Let people exercise their freedom to choose and face their own consequences. The truth is most of us are more libertarian on this issue than not. It is not the government’s place to parent us. We wouldn’t like it very much. In fact, the government cannot stop any person from harming him- or herself if that one is determined to do so, whether they see it that way or not. It is the government’s role, however, to stop people from hurting others uninvolved, and this is why laws on smoking and drinking and cell phones and cyberspace are now developing at rapid pace.

Eating is a tricky one: a person eats to his or her own detriment—unless you’re a parent feeding a child or some company manipulating food science essentially to addict people. But how then can the government be so certain about these issues and control what happens at your table? It’s a sticky situation very much illustrated currently in the airline industry’s tussle with obese people and seat purchases. Can a company legally fire you for being too fat or refusing to partake in some type of health and/or weight loss program?

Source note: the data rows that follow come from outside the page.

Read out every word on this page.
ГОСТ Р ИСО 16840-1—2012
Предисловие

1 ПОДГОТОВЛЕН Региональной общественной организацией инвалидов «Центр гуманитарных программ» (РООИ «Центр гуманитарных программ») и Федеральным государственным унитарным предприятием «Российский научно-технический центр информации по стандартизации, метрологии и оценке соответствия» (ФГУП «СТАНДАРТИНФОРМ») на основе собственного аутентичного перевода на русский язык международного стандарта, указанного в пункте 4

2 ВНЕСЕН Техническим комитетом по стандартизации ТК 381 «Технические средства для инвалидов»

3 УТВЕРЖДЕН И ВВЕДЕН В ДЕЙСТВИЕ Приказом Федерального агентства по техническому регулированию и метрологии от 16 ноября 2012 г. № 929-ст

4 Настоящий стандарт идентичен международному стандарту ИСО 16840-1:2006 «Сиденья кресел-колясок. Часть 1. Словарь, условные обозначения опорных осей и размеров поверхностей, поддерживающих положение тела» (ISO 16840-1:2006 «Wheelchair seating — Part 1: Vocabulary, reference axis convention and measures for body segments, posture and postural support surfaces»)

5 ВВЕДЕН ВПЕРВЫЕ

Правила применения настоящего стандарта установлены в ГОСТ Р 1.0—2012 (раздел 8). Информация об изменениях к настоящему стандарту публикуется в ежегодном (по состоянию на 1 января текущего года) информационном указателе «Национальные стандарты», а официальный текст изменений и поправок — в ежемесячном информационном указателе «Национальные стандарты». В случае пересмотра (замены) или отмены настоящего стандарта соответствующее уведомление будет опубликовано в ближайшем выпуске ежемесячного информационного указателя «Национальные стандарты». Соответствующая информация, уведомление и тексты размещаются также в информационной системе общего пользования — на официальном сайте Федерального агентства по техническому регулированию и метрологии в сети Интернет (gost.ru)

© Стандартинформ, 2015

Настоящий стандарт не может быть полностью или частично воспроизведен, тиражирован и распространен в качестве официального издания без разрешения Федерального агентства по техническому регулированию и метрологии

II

In the end we all have to be big boys and girls, do the right thing, and care for ourselves or just know that we have created the consequences that come on us.

How much does lack of exercise play into the fact that all children born after 2000 may have a 1:3 chance of developing diabetes?

Type 1 diabetes is gene-based; Type 2 diabetes is lifestyle-based. Most people have Type 2 diabetes that is resultant of poor eating and exercise habits. It is a known fact—and a proven one—that with healthy eating and dutiful exercise the chances of getting Type 2 diabetes can be reduced by 90 percent. In fact, diabetes usually disappears in those who change their habits.

How would you answer these questions?